Se masturbó de modo muy impaciente, pero no se sintió calmado con el orgasmo, que se había vuelto previsible de tanto usarlo. Casi de inmediato necesitó hacerlo otra vez, todavía de modo más apresurado por si alguien trataba de abrir la puerta y quería entrar. Como esta vez demoró mucho más, llegó a sudar copiosamente por la prisa y los anhelos, hasta que el estallido llegó menos intenso pero mucho más prolongado. Recuperó el aliento a duras penas. Notó que había alguien al otro lado de la puerta; dudó unos instantes, a ver si lo oía alejarse, pero no. Salió al fin, mirando para el lado contrario de quien esperaba, que era su padre. Volvió a su rincón prácticamente sin pisar el suelo, y continuó la lectura de la carta de Pepe:
“Me hablas de tu empeño por que tu madre no revise lo que me escribes. Haces muy bien; tú y yo somos especiales, Manolo. En realidad, somos seres superiores y pocos serían capaces de entendernos. La gente común lo confunde o tergiversaría todo.
En cambio, tú nunca encuentras segundas intenciones en nada. Siempre lo entiendes todo a la primera. Cuando todavía estaba ahí, me sorprendía a cada momento la facilidad con que asimilas, tu capacidad directa e ilimitada de aprendizaje. Pensar a dónde podrías llegar me produce vértigo. No creo que exista techo ni limitación espacial para tu talento. Lo malo es que tenemos que pagar por nuestra superioridad, Manolo. Como decía Jacinto Benavente; “Disimula tu talento, porque si descubren que lo tienes te arrancarán la piel a tiras” La sociedad cobra peaje a la gente como nosotros, lo comprobarás en cuanto empieces a buscarte un empleo.
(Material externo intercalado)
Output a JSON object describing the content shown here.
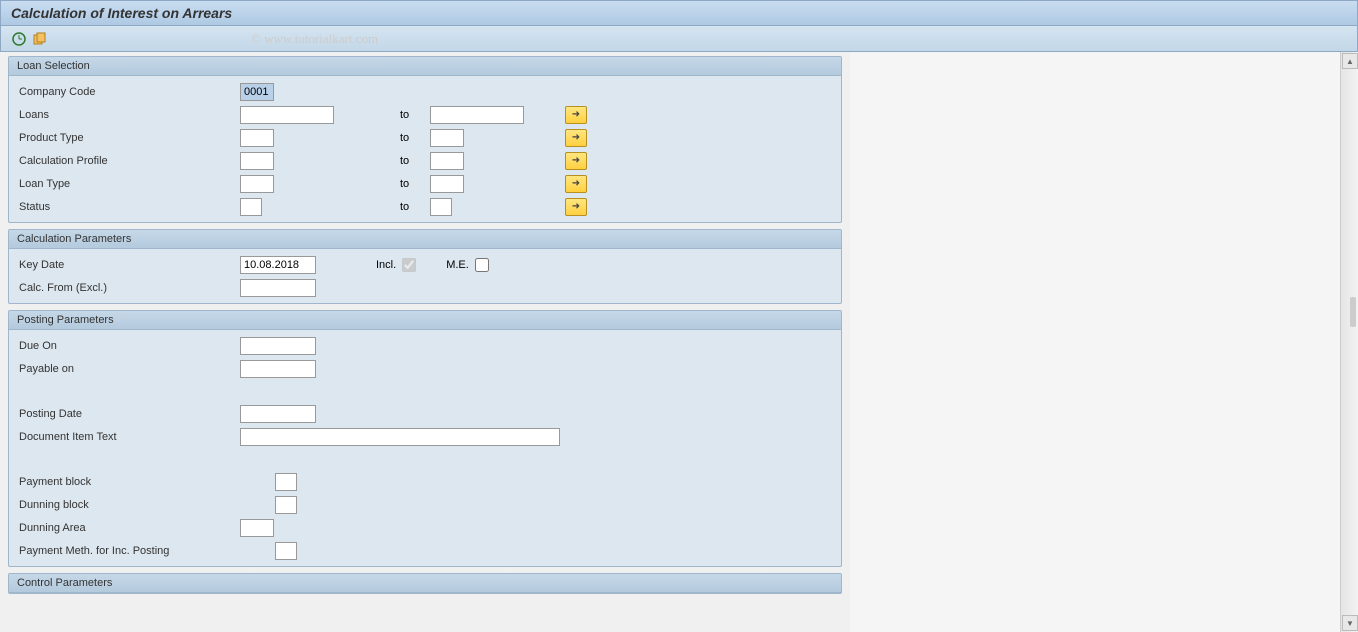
{
  "title": "Calculation of Interest on Arrears",
  "watermark": "© www.tutorialkart.com",
  "groups": {
    "g1": {
      "title": "Loan Selection",
      "company_code_lbl": "Company Code",
      "company_code_val": "0001",
      "loans_lbl": "Loans",
      "product_type_lbl": "Product Type",
      "calc_profile_lbl": "Calculation Profile",
      "loan_type_lbl": "Loan Type",
      "status_lbl": "Status",
      "to_lbl": "to"
    },
    "g2": {
      "title": "Calculation Parameters",
      "key_date_lbl": "Key Date",
      "key_date_val": "10.08.2018",
      "incl_lbl": "Incl.",
      "me_lbl": "M.E.",
      "calc_from_lbl": "Calc. From (Excl.)"
    },
    "g3": {
      "title": "Posting Parameters",
      "due_on_lbl": "Due On",
      "payable_on_lbl": "Payable on",
      "posting_date_lbl": "Posting Date",
      "doc_item_text_lbl": "Document Item Text",
      "payment_block_lbl": "Payment block",
      "dunning_block_lbl": "Dunning block",
      "dunning_area_lbl": "Dunning Area",
      "payment_meth_lbl": "Payment Meth. for Inc. Posting"
    },
    "g4": {
      "title": "Control Parameters"
    }
  }
}
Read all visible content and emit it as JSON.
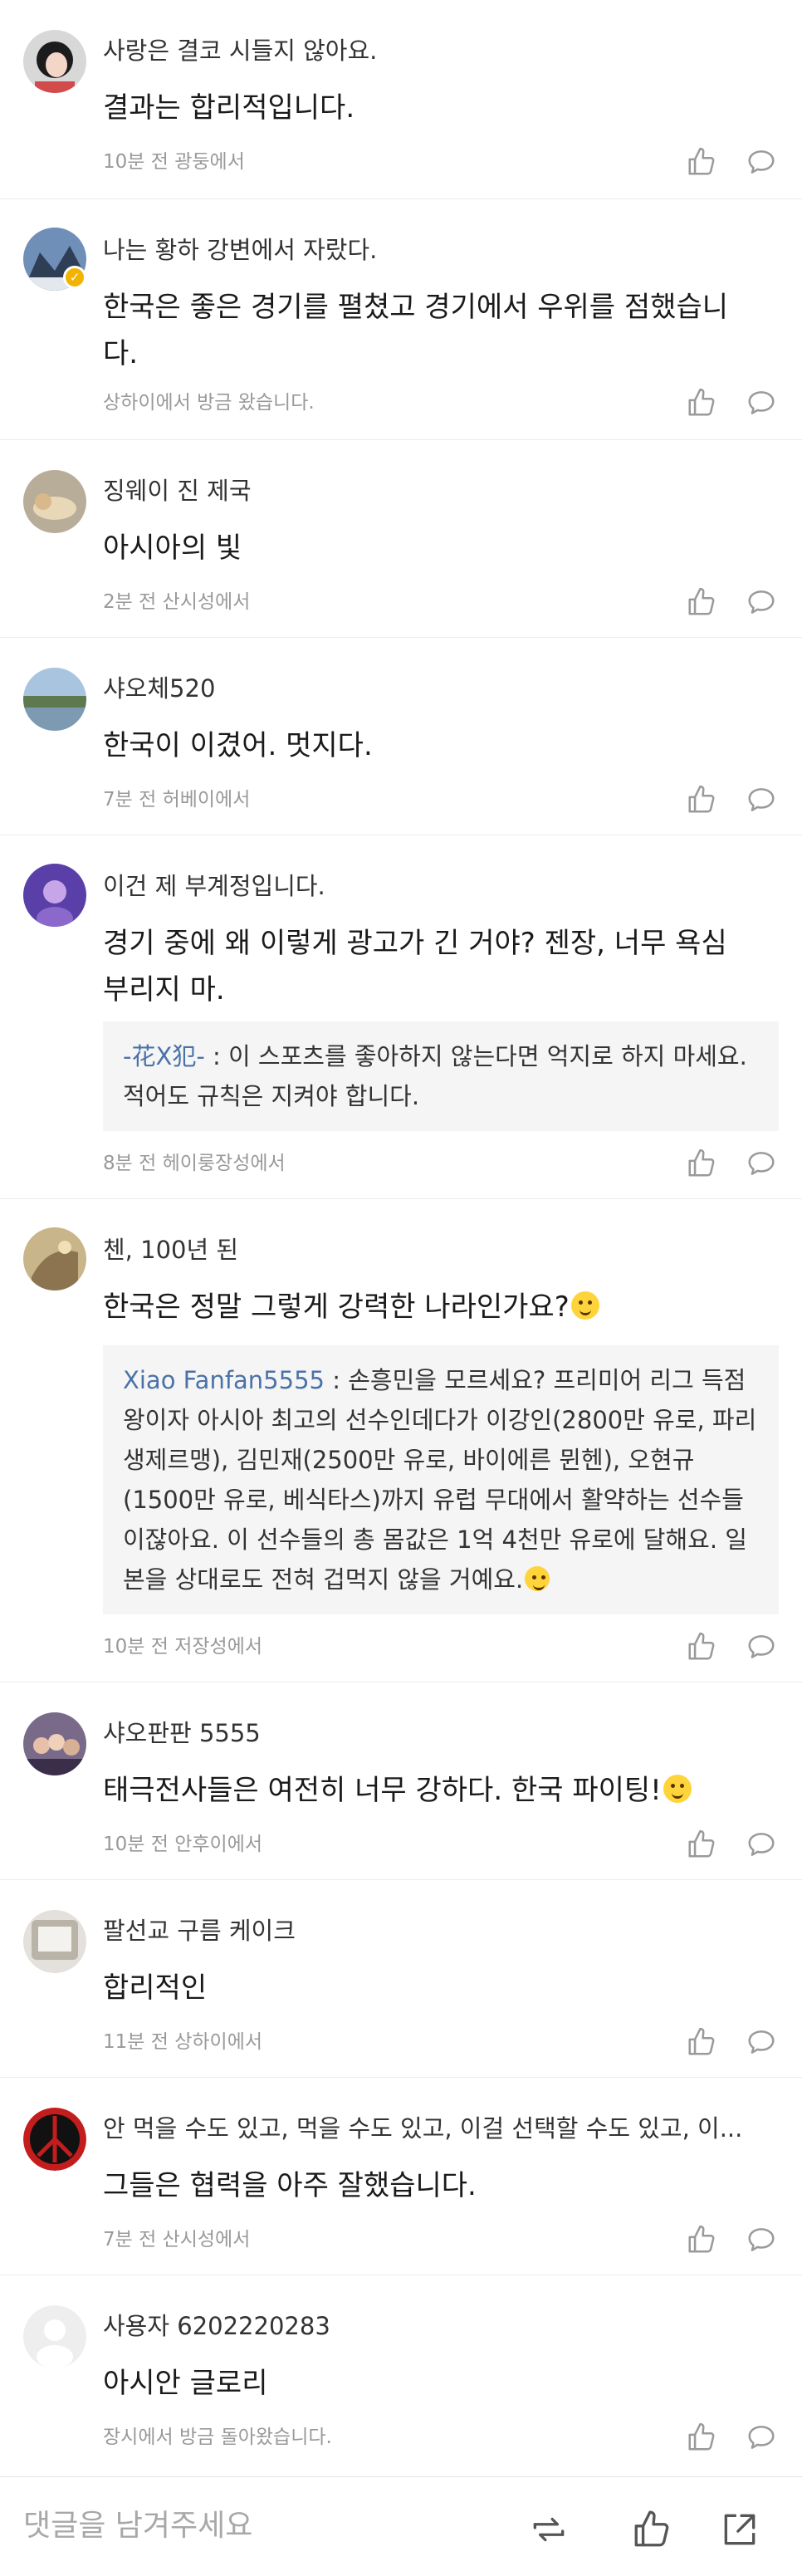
{
  "comments": [
    {
      "user": "사랑은 결코 시들지 않아요.",
      "text": "결과는 합리적입니다.",
      "meta": "10분 전 광둥에서"
    },
    {
      "user": "나는 황하 강변에서 자랐다.",
      "text": "한국은 좋은 경기를 펼쳤고 경기에서 우위를 점했습니다.",
      "meta": "상하이에서 방금 왔습니다.",
      "verified": true
    },
    {
      "user": "징웨이 진 제국",
      "text": "아시아의 빛",
      "meta": "2분 전 산시성에서"
    },
    {
      "user": "샤오체520",
      "text": "한국이 이겼어. 멋지다.",
      "meta": "7분 전 허베이에서"
    },
    {
      "user": "이건 제 부계정입니다.",
      "text": "경기 중에 왜 이렇게 광고가 긴 거야? 젠장, 너무 욕심 부리지 마.",
      "meta": "8분 전 헤이룽장성에서",
      "reply": {
        "user": "-花X犯-",
        "sep": " : ",
        "text": "이 스포츠를 좋아하지 않는다면 억지로 하지 마세요. 적어도 규칙은 지켜야 합니다."
      }
    },
    {
      "user": "첸, 100년 된",
      "text": "한국은 정말 그렇게 강력한 나라인가요?",
      "meta": "10분 전 저장성에서",
      "emoji": "laughing-emoji",
      "reply": {
        "user": "Xiao Fanfan5555",
        "sep": " : ",
        "text": "손흥민을 모르세요? 프리미어 리그 득점왕이자 아시아 최고의 선수인데다가 이강인(2800만 유로, 파리 생제르맹), 김민재(2500만 유로, 바이에른 뮌헨), 오현규(1500만 유로, 베식타스)까지 유럽 무대에서 활약하는 선수들이잖아요. 이 선수들의 총 몸값은 1억 4천만 유로에 달해요. 일본을 상대로도 전혀 겁먹지 않을 거예요.",
        "emoji": "smirk-emoji"
      }
    },
    {
      "user": "샤오판판 5555",
      "text": "태극전사들은 여전히 너무 강하다. 한국 파이팅!",
      "meta": "10분 전 안후이에서",
      "emoji": "kiss-emoji"
    },
    {
      "user": "팔선교 구름 케이크",
      "text": "합리적인",
      "meta": "11분 전 상하이에서"
    },
    {
      "user": "안 먹을 수도 있고, 먹을 수도 있고, 이걸 선택할 수도 있고, 이...",
      "text": "그들은 협력을 아주 잘했습니다.",
      "meta": "7분 전 산시성에서"
    },
    {
      "user": "사용자 6202220283",
      "text": "아시안 글로리",
      "meta": "장시에서 방금 돌아왔습니다."
    }
  ],
  "bottom_bar": {
    "placeholder": "댓글을 남겨주세요",
    "icons": [
      "repost-icon",
      "like-icon",
      "share-icon"
    ]
  },
  "colors": {
    "reply_user": "#4a72a8",
    "meta": "#999999",
    "reply_bg": "#f5f5f5"
  }
}
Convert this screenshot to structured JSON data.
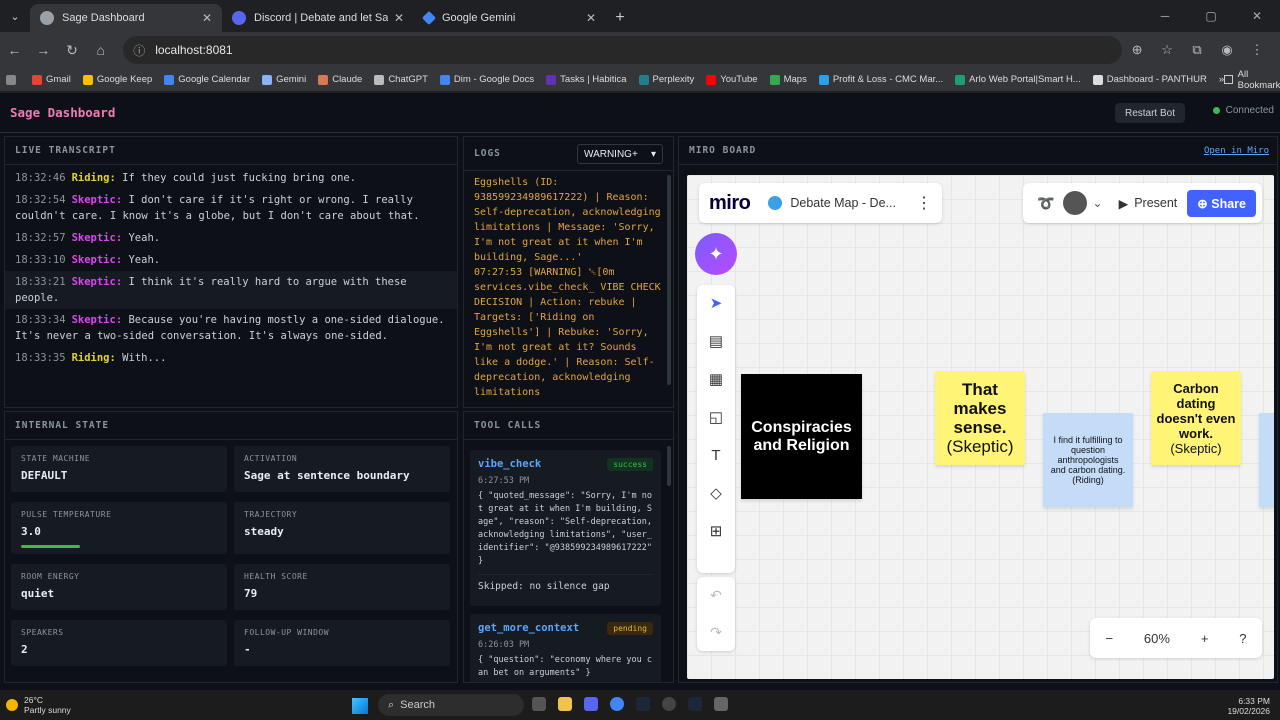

Tuvo que empezar a buscarlo en seguida. Quería estudiar bachillerato, pero su padre le respondió que “ni en sueños. Tienes que ganarte cuanto antes el pan que te comes”. Tras meditar varios días, decidió que a lo mejor podía trabajar al tiempo que estudiaba bachillerato nocturno. Pero necesitaba dinero hasta para comprar los libros, que su padre se negaba a financiar. Un ex compañero del colegio trabajaba de “botones” en una oficina; le pidió orientación y pocos días más tarde ese chico le anunció que “una oficina de al lado busca un aprendiz”. Corrió al lugar donde, tras la primera entrevista, ni siquiera le dijeron que lo avisarían; el entrevistador lo sorprendió:
-Bueno… eh…tú eres demasiado “fino” para lo que estoy buscando, pero… Puedes empezar el lunes, si quieres
Quiso. El domingo víspera, tomó la precaución de satisfacerse todas las veces que pudo, porque temía que sus necesidades pudieran dominarlo y hacerle cometer algún error a causa del cual perdiera el empleo. Todavía no había sido capaz de preguntar a nadie cuál sería el número más conveniente de masturbaciones diarias, mucho menos a Pepe. Con su padre no había posibilidad. Él era un ser lejano, demasiado distante; distante no sólo por su trato, sino porque con frecuencia le parecía que él hablaba un idioma distinto al suyo. Pero lo relativo al número no era su única pregunta; no había conseguido encontrar un libro donde se hablase claramente de la cuestión, solamente conocía las homilías de misa de los domingos a los niños de la escuela y cometarios sueltos donde se hablaba de locura, debilidad de los huesos, pérdida de la vista y toda clase de deficiencias de la salud, por masturbarse. ¿Cualquiera que fuese la cantidad de orgasmos? Se vigilaba a sí mismo, por si algo en su pensamiento le hacía sospechar que rozaba la locura; pero su mundo personal era demasiado corriente; no sentía destellos. Pudiera ser que fuera cuestión de tiempo; ¿y si se volvía loco al llegar a la edad adulta? Pero su ánimo le aseguraba que enloquecería de inmediato si limitaba o renunciaba a sus orgasmos.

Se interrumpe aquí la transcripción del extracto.